ALEC HOGG: The second best would be the INDI.

CANDICE PAINE: Absolutely.

ALEC HOGG: And only thereafter, you’d go to the Satrix 40, and only thereafter to the RESI. Is that about the pecking order?

CANDICE PAINE: Absolutely. That’s the way that I would do it, yes.

ALEC HOGG: How are you finding the flows from investors, given that the Rand has depreciated so dramatically in the last 18 months? Is the marketplace reacting?

CANDICE PAINE: No, the marketplace isn’t reacting and what we see with the retail investor is they generally and unfortunately, tend to go offshore only once the Rand has weakened. We have, since the beginning of the year, seeing quite substantial flows into that MSCI Feeder Fund, which is very heartening. It means people are taking the investment seriously. The rest of the Satrix flow generally tends to go into that ALSI top 40. Not necessarily because people are looking for a Rand hedge. It is because it is our flagship product and the one that people understand the best.

ALEC HOGG: And that’s the one that’s been around the longest.

CANDICE PAINE: It is the one that’s been around the longest, yes.

ALEC HOGG: And the INDI? That is the one that we’ve been talking quite a lot about here. Are people starting to understand that that is a good Rand hedge (even a better one), than the Satrix 40?

CANDICE PAINE: I don’t think people are starting to understand the Rand hedge implications of it. We have seen flows into the INDI but that really is on the back of the very, great performance that we’ve seen over the last five years. If anybody ranks Unit Trusts or ETFs that’s the one that comes out tops. So what we see in the South African context, is people tend to chase performance as well.

ALEC HOGG: That’s dangerous.

CANDICE PAINE: It is absolutely dangerous but, in this case, they are going to get the Rand hedge too.

ALEC HOGG: Okay, so if you work on the assumption that yesterday’s hero is not going to be tomorrow’s hero, then you would, be saying, “Maybe Rand hedges are not the place to go right now.” You might be looking at non-Rand hedges. Is there anything in the portfolio that is Rand focused?

CANDICE PAINE: In the INDI portfolio?

ALEC HOGG: Well, i.e. if you take a bet in your portfolio (in Satrix), what ETF would you be investing in – if you are saying, “I’m going against the market. I think that the Rand is actually going to strengthen over the next few years”?

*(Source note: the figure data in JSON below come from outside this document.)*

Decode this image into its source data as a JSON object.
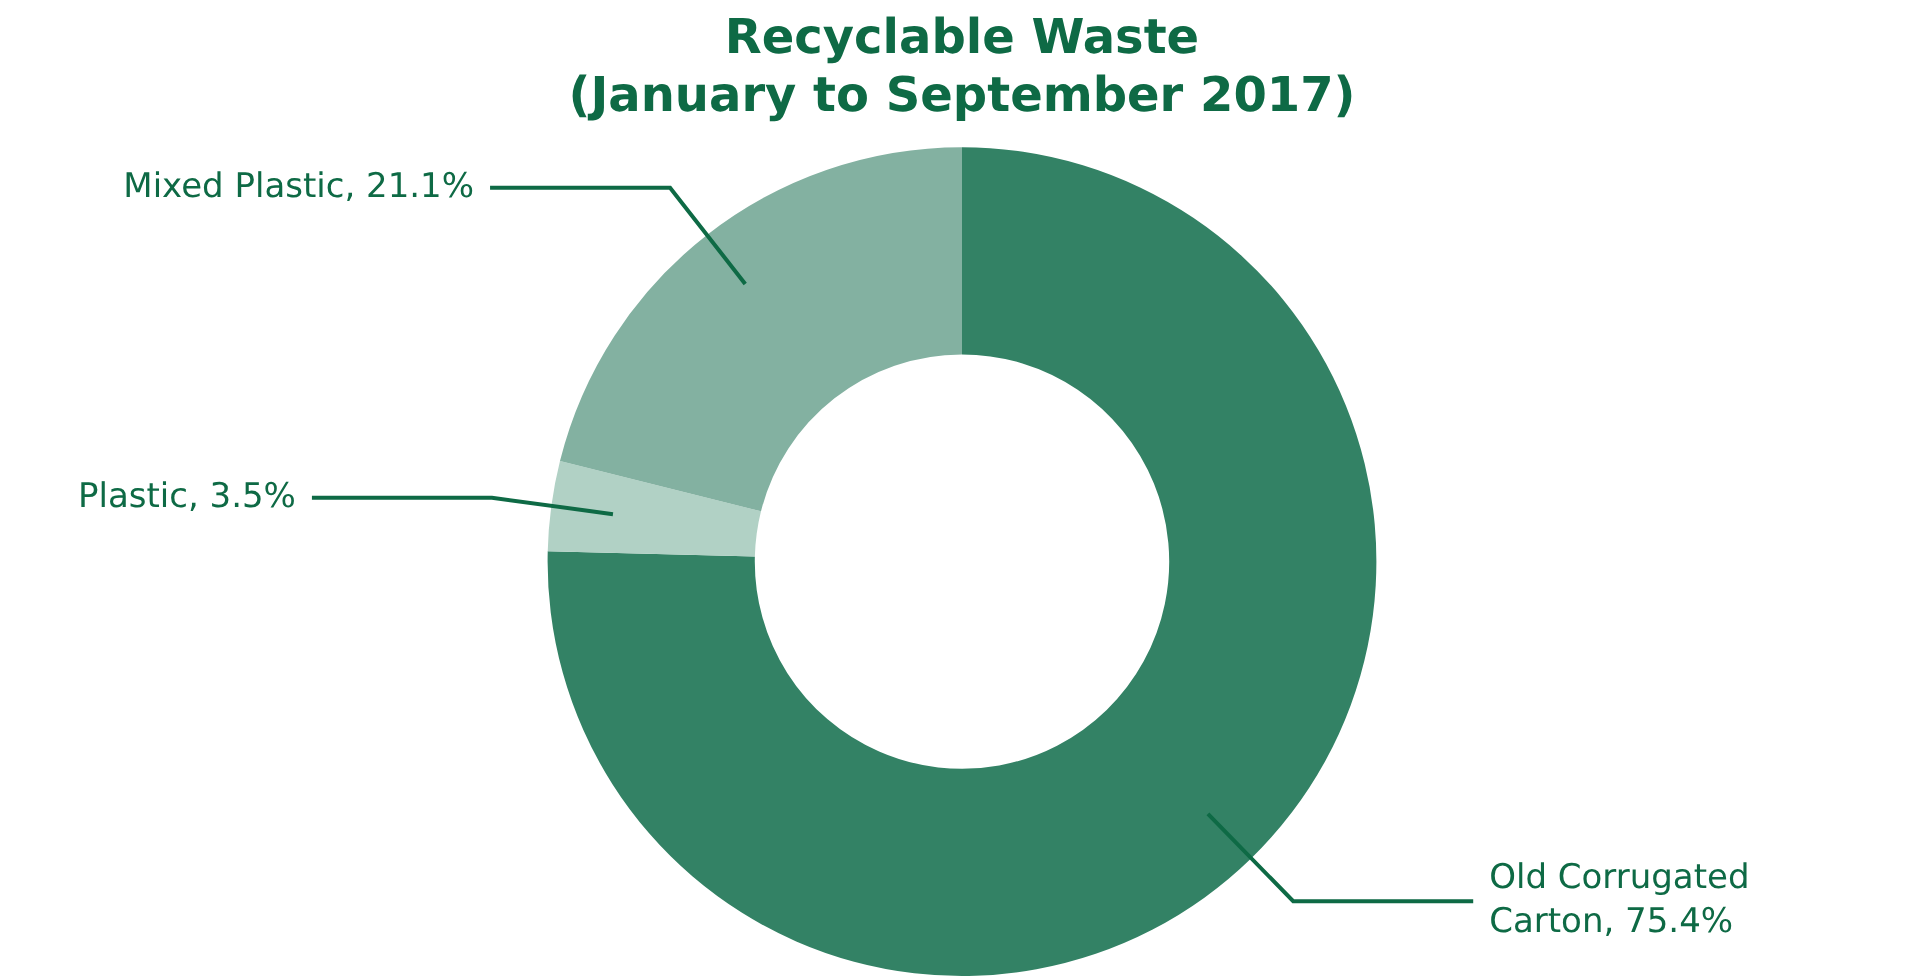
{
  "chart_data": {
    "type": "donut",
    "title": "Recyclable Waste\n(January to September 2017)",
    "categories": [
      "Old Corrugated Carton",
      "Plastic",
      "Mixed Plastic"
    ],
    "values": [
      75.4,
      3.5,
      21.1
    ],
    "colors": [
      "#338265",
      "#b1d1c5",
      "#83b1a1"
    ],
    "value_labels": [
      ", 75.4%",
      ", 3.5%",
      ", 21.1%"
    ],
    "legend": false
  }
}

CANDICE PAINE: Okay, it is not an ETF. It’s a Unit Trust. It is also a passive investment and that would be our DIVI Plus Unit Trust. What we’ve seen is that portfolio tends to be particularly defensive. Also, it hasn’t fared that well in the recent past because it hasn’t had these dual-listed or these Rand hedge stocks in it. So if you think the Rand isn’t going to weaken going forward, and you want to position your portfolio defensively against any knocks within the South African economic context, then the DIVI Plus is definitely the place that you’d be wanting to go into. Bearing in mind that a large portion, of the performance that you are going to receive, is in the form of a dividend yield.